Publicado 26 de Fevereiro de 2015 - 5h30

Nem mesmo a criação de 1.900 postos de trabalho em janeiro foi capaz de animar os industriais da região de Campinas. Sondagem industrial divulgada ontem pelo Centro das Indústrias do Estado de São Paulo (Ciesp) mostra que os empresários estão muito pessimistas com a economia em 2015.

Janeiro apresentou elevação de custos, ociosidade na produção, estoques altos e queda na intenção de investimentos. Com isso, o primeiro trimestre deste ano deve ser o pior desde 2009.

Para deixar o quadro ainda mais complicado, os fantasmas da escassez de água e da falta de energia podem começar a rondar as indústrias a partir de abril. Resultado: os novos investimentos já estão comprometidos e a produção das indústrias locais corre o risco de ser afetada.

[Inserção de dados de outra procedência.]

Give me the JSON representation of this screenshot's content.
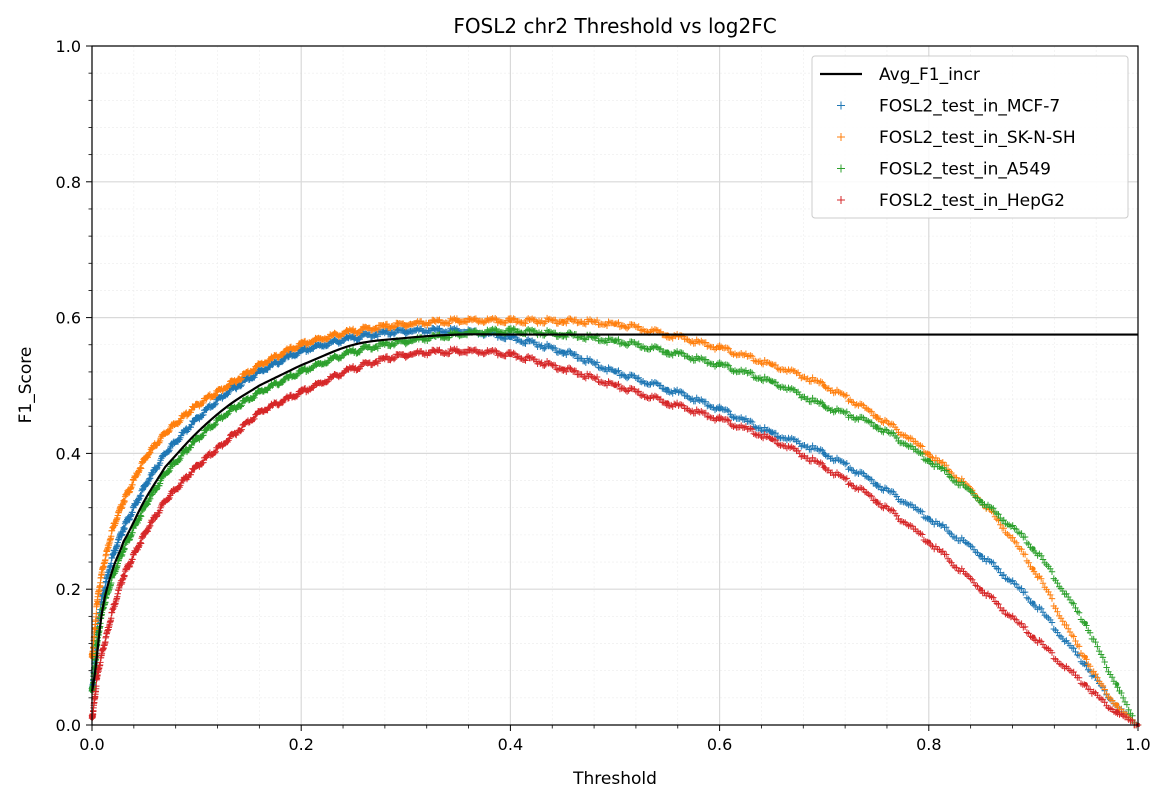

O estudo elaborado pelo Centro de Pesquisas Econômicas da Faculdades de Campinas (Facamp) apontou que os empresários estão muito temerosos com os rumos do País em 2015. O dado mais alarmante é do recuo dos investimentos e da diminuição na produção.

“No levantamento, 7,1% dos industriais informaram que vão reduzir a produção. Em janeiro do ano passado, nenhum empresário falava nisso. Outros 64,3% informaram que não vão, contra 42,4% no ano anterior”, comentou o professor da Facamp, José Augusto Ruas.

Ele salientou que o primeiro semestre deste ano será muito difícil. “Não há nenhum indicador que sinalize um cenário mais otimista para o empresariado. O único fator que poderia ajudar a indústria é o câmbio em decorrência das exportações. Mas o cenário internacional também é complicado e as exportações de manufaturados brasileiros estão em queda”, disse. Com tudo isso, Ruas prevê que haverá alta do desemprego.

Balança Comercial

Os números de exportação e importação de janeiro reforçam que a indústria deve mesmo sofrer em 2015. “Em 2004, as indústrias brasileiras tinham um superávit de US$ 24 bilhões. No começo do ano passado, o déficit já chegava a US$ 63,5 bilhões. A balança das cidades da Regional fechou o ano passado no vermelho em US$ 8 bilhões. Janeiro continuou com os mesmos problemas. As exportações caíram 31,9% e as importações 19,4% em relação a janeiro do ano passado”, detalhou o diretor de Comércio Exterior, Anselmo Riso.

Isso demonstra a freada no ritmo de produção das indústrias da região de Campinas. “A conjuntura revela diminuição das exportações e também das vendas no mercado interno”, disse.

Para o diretor-titular do Ciesp Campinas, José Nunes Filho, a criação de 1.900 empregos em janeiro é um fato sazonal. “Foram contratações pontuais. Nos últimos dez anos, em apenas três janeiros não tivemos geração de vagas. Mas a tendência é que nos próximos meses aconteçam cortes, já que as indústrias estão com estoques altos e reduzindo a produção”.

Nunes Filho não poupou críticas ao governo. “Vivemos hoje uma avalanche de aumentos. A alta dos combustíveis se reflete no preço do frete e impacta o valor das mercadorias. Os reajustes na energia elétrica e na água impactam os custos de produção. A inflação está acabando com a renda do trabalhador, que deixa de comprar. A situação é muito crítica”.